March and Harris allege that Diebold officials falsely claimed their touchscreens were secure

against tampering and knowingly supplied Alameda County with uncertified voting software, contrary to the purchase contract and state law.

"Diebold said that their voting system had state-of-the-art security. It wasn't. It was kindergarten-level security," said March, a former programmer and an e-voting activist on the board of BlackBoxVoting. "They used uncertified, illegal software in Alameda elections when their contract with Alameda said they shouldn't do that."

Diebold officials could not be reached for comment.

So far, the California Department of Justice and Alameda County have not said whether they will join in the lawsuit. A spokesman for Attorney General Bill Lockyer said the state is "continuing its investigation" of the merits of the False Claims Act case.

Lockyer's office already is evaluating potential criminal and civil actions against Diebold, on the recommendation of Secretary of State Kevin Shelley, who accused the nation's leading e-voting vendor of breaking California election law and lying to state election officials.

Alameda County officials dressed Diebold representatives down last spring after a string of failings.

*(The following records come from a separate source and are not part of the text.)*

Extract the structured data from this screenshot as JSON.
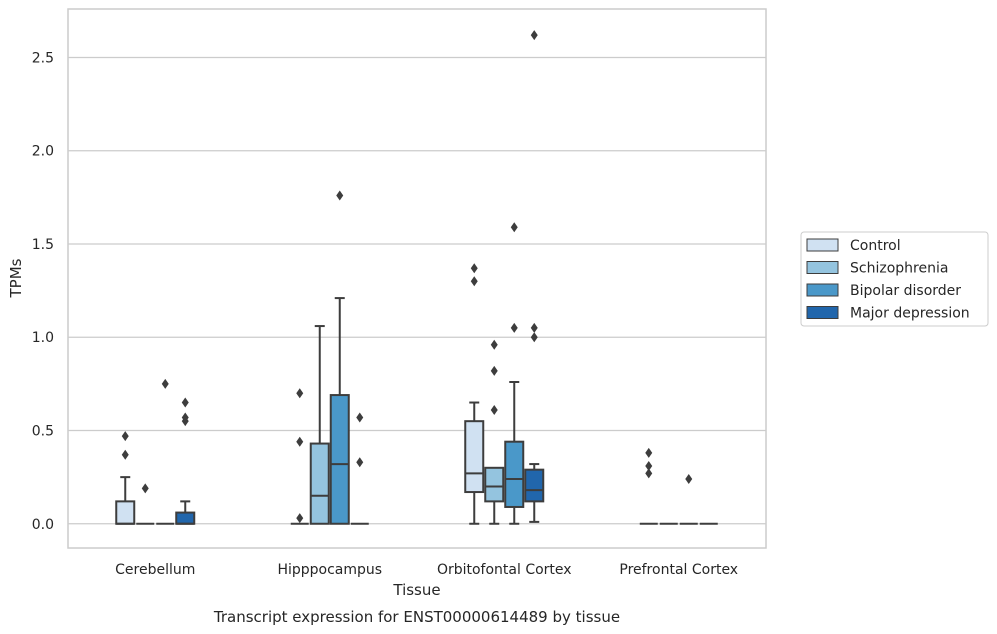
{
  "chart_data": {
    "type": "box",
    "title": "Transcript expression for ENST00000614489 by tissue",
    "xlabel": "Tissue",
    "ylabel": "TPMs",
    "ylim": [
      -0.13,
      2.76
    ],
    "yticks": [
      "0.0",
      "0.5",
      "1.0",
      "1.5",
      "2.0",
      "2.5"
    ],
    "grid": true,
    "legend_position": "right",
    "categories": [
      "Cerebellum",
      "Hipppocampus",
      "Orbitofontal Cortex",
      "Prefrontal Cortex"
    ],
    "series": [
      {
        "name": "Control",
        "color": "#d0e1f2",
        "boxes": [
          {
            "q1": 0,
            "median": 0,
            "q3": 0.12,
            "whisker_low": 0,
            "whisker_high": 0.25,
            "outliers": [
              0.37,
              0.47
            ]
          },
          {
            "q1": 0,
            "median": 0,
            "q3": 0,
            "whisker_low": 0,
            "whisker_high": 0,
            "outliers": [
              0.03,
              0.44,
              0.7
            ]
          },
          {
            "q1": 0.17,
            "median": 0.27,
            "q3": 0.55,
            "whisker_low": 0,
            "whisker_high": 0.65,
            "outliers": [
              1.3,
              1.37
            ]
          },
          {
            "q1": 0,
            "median": 0,
            "q3": 0,
            "whisker_low": 0,
            "whisker_high": 0,
            "outliers": [
              0.27,
              0.31,
              0.38
            ]
          }
        ]
      },
      {
        "name": "Schizophrenia",
        "color": "#94c4df",
        "boxes": [
          {
            "q1": 0,
            "median": 0,
            "q3": 0,
            "whisker_low": 0,
            "whisker_high": 0,
            "outliers": [
              0.19
            ]
          },
          {
            "q1": 0,
            "median": 0.15,
            "q3": 0.43,
            "whisker_low": 0,
            "whisker_high": 1.06,
            "outliers": []
          },
          {
            "q1": 0.12,
            "median": 0.2,
            "q3": 0.3,
            "whisker_low": 0,
            "whisker_high": 0.3,
            "outliers": [
              0.61,
              0.82,
              0.96
            ]
          },
          {
            "q1": 0,
            "median": 0,
            "q3": 0,
            "whisker_low": 0,
            "whisker_high": 0,
            "outliers": []
          }
        ]
      },
      {
        "name": "Bipolar disorder",
        "color": "#4a98c9",
        "boxes": [
          {
            "q1": 0,
            "median": 0,
            "q3": 0,
            "whisker_low": 0,
            "whisker_high": 0,
            "outliers": [
              0.75
            ]
          },
          {
            "q1": 0,
            "median": 0.32,
            "q3": 0.69,
            "whisker_low": 0,
            "whisker_high": 1.21,
            "outliers": [
              1.76
            ]
          },
          {
            "q1": 0.09,
            "median": 0.24,
            "q3": 0.44,
            "whisker_low": 0,
            "whisker_high": 0.76,
            "outliers": [
              1.05,
              1.59
            ]
          },
          {
            "q1": 0,
            "median": 0,
            "q3": 0,
            "whisker_low": 0,
            "whisker_high": 0,
            "outliers": [
              0.24
            ]
          }
        ]
      },
      {
        "name": "Major depression",
        "color": "#2166ac",
        "boxes": [
          {
            "q1": 0,
            "median": 0,
            "q3": 0.06,
            "whisker_low": 0,
            "whisker_high": 0.12,
            "outliers": [
              0.55,
              0.57,
              0.65
            ]
          },
          {
            "q1": 0,
            "median": 0,
            "q3": 0,
            "whisker_low": 0,
            "whisker_high": 0,
            "outliers": [
              0.33,
              0.57
            ]
          },
          {
            "q1": 0.12,
            "median": 0.18,
            "q3": 0.29,
            "whisker_low": 0.01,
            "whisker_high": 0.32,
            "outliers": [
              1.0,
              1.05,
              2.62
            ]
          },
          {
            "q1": 0,
            "median": 0,
            "q3": 0,
            "whisker_low": 0,
            "whisker_high": 0,
            "outliers": []
          }
        ]
      }
    ]
  }
}
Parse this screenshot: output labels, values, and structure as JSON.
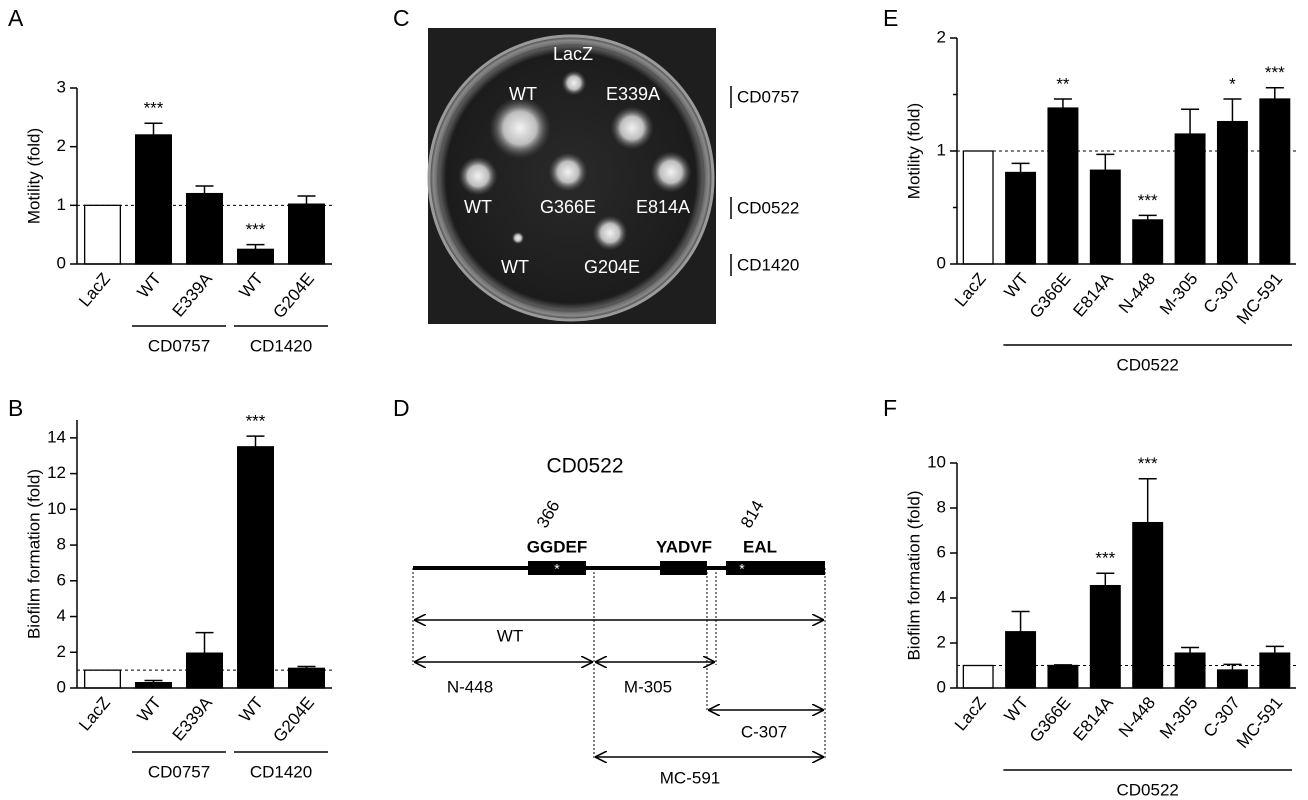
{
  "panel_labels": [
    "A",
    "B",
    "C",
    "D",
    "E",
    "F"
  ],
  "chart_data": [
    {
      "type": "bar",
      "ylabel": "Motility (fold)",
      "categories": [
        "LacZ",
        "WT",
        "E339A",
        "WT",
        "G204E"
      ],
      "values": [
        1,
        2.2,
        1.2,
        0.25,
        1.02
      ],
      "errors": [
        null,
        0.2,
        0.13,
        0.08,
        0.14
      ],
      "colors": [
        "#ffffff",
        "#000000",
        "#000000",
        "#000000",
        "#000000"
      ],
      "significance": [
        null,
        "***",
        null,
        "***",
        null
      ],
      "groups": [
        null,
        "CD0757",
        "CD0757",
        "CD1420",
        "CD1420"
      ],
      "ylim": [
        0,
        3
      ],
      "yticks": [
        0,
        1,
        2,
        3
      ],
      "ref_line": 1
    },
    {
      "type": "bar",
      "ylabel": "Biofilm formation (fold)",
      "categories": [
        "LacZ",
        "WT",
        "E339A",
        "WT",
        "G204E"
      ],
      "values": [
        1,
        0.3,
        1.95,
        13.5,
        1.1
      ],
      "errors": [
        null,
        0.12,
        1.15,
        0.6,
        0.1
      ],
      "colors": [
        "#ffffff",
        "#000000",
        "#000000",
        "#000000",
        "#000000"
      ],
      "significance": [
        null,
        null,
        null,
        "***",
        null
      ],
      "groups": [
        null,
        "CD0757",
        "CD0757",
        "CD1420",
        "CD1420"
      ],
      "ylim": [
        0,
        15
      ],
      "yticks": [
        0,
        2,
        4,
        6,
        8,
        10,
        12,
        14
      ],
      "ref_line": 1
    },
    {
      "type": "bar",
      "ylabel": "Motility (fold)",
      "categories": [
        "LacZ",
        "WT",
        "G366E",
        "E814A",
        "N-448",
        "M-305",
        "C-307",
        "MC-591"
      ],
      "values": [
        1,
        0.81,
        1.38,
        0.83,
        0.39,
        1.15,
        1.26,
        1.46
      ],
      "errors": [
        null,
        0.08,
        0.08,
        0.14,
        0.04,
        0.22,
        0.2,
        0.1
      ],
      "colors": [
        "#ffffff",
        "#000000",
        "#000000",
        "#000000",
        "#000000",
        "#000000",
        "#000000",
        "#000000"
      ],
      "significance": [
        null,
        null,
        "**",
        null,
        "***",
        null,
        "*",
        "***"
      ],
      "groups": [
        null,
        "CD0522",
        "CD0522",
        "CD0522",
        "CD0522",
        "CD0522",
        "CD0522",
        "CD0522"
      ],
      "ylim": [
        0,
        2
      ],
      "yticks": [
        0,
        1,
        2
      ],
      "yminorticks": [
        0.5,
        1.5
      ],
      "ref_line": 1
    },
    {
      "type": "bar",
      "ylabel": "Biofilm formation (fold)",
      "categories": [
        "LacZ",
        "WT",
        "G366E",
        "E814A",
        "N-448",
        "M-305",
        "C-307",
        "MC-591"
      ],
      "values": [
        1,
        2.5,
        1.0,
        4.55,
        7.35,
        1.55,
        0.8,
        1.55
      ],
      "errors": [
        null,
        0.9,
        0.03,
        0.55,
        1.95,
        0.25,
        0.25,
        0.3
      ],
      "colors": [
        "#ffffff",
        "#000000",
        "#000000",
        "#000000",
        "#000000",
        "#000000",
        "#000000",
        "#000000"
      ],
      "significance": [
        null,
        null,
        null,
        "***",
        "***",
        null,
        null,
        null
      ],
      "groups": [
        null,
        "CD0522",
        "CD0522",
        "CD0522",
        "CD0522",
        "CD0522",
        "CD0522",
        "CD0522"
      ],
      "ylim": [
        0,
        10
      ],
      "yticks": [
        0,
        2,
        4,
        6,
        8,
        10
      ],
      "ref_line": 1
    }
  ],
  "plate": {
    "colonies": [
      "LacZ",
      "WT",
      "E339A",
      "WT",
      "G366E",
      "E814A",
      "WT",
      "G204E"
    ],
    "strains": [
      "CD0757",
      "CD0522",
      "CD1420"
    ]
  },
  "diagram": {
    "title": "CD0522",
    "motifs": [
      "GGDEF",
      "YADVF",
      "EAL"
    ],
    "positions": [
      366,
      814
    ],
    "asterisks": [
      "*",
      "*"
    ],
    "constructs": [
      "WT",
      "N-448",
      "M-305",
      "C-307",
      "MC-591"
    ]
  }
}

The firm was late delivering printed ballots. Its core vote-tabulating software tended to give thousands of optically scanned votes to the wrong candidates in certain circumstances. In the March primary, Diebold shipped hundreds of hastily assembled and barely tested voter-card encoders that broke down in the early hours of Election Day at about a third of the county's polling places, temporarily shutting down electronic voting there.

Alameda County Counsel Richard Winnie could not be reached Friday. But in an earlier interview, he said the county is focused on getting Diebold to live up to its contract and supply a fully approved, fully functional voting system.

"We continue working with Diebold and this contingency of whether we have electronic voting or not. The time is approaching when we have to make a choice," Winnie said.

County officials haven't ruled out switching to a new voting-system supplier.

"We don't have our eyes closed to other possibilities but they are the contractor that we have a contract with," Winnie said. "In the end we're going to have some problems with them if they don't produce."

Diebold lately is meeting the county's demands. New voting and vote-counting software has passed national testing and California's testing of its electronic-voting functions. The state hasn't tested its handling of high volumes of optically scanned ballots, a problem that cropped up in the October gubernatorial recall in Alameda County and in the March primary in San Diego County.

March, Harris and other Diebold critics say the county should join their suit, which offers damages of up to three times the original contract value to both the county and the state if they prevail.

"This puts the onus on them to justify to the taxpayers of Alameda County why they are using a flawed system when they could get all their money back and then some," Harris said.

If the county and state choose not to join the suit, the governments still would reap a portion of any damages awarded, but March, Harris and their attorney, Lowell Finley, a longtime elections lawyer in Oakland, would garner a larger, 30 percent share.

"It's common for governments not to want to admit they've been taken. They have a lot of professional and political capital invested in these decisions. That's the reason why there's the 30-percent option, so citizens can get their money back," March said.

Diebold caught wind of the lawsuit soon after it was filed and hired Daniel McMillan, a senior litigator and false-claims expert at the Los Angeles office of Jones Day law firm.

McMillan sent a legal budget to Diebold, suggesting it spend at least $35,000 to $50,000 a month preparing for the false-claims case and developing defenses. One argument is that Alameda County and California checked out Diebold's products and knew what they were getting.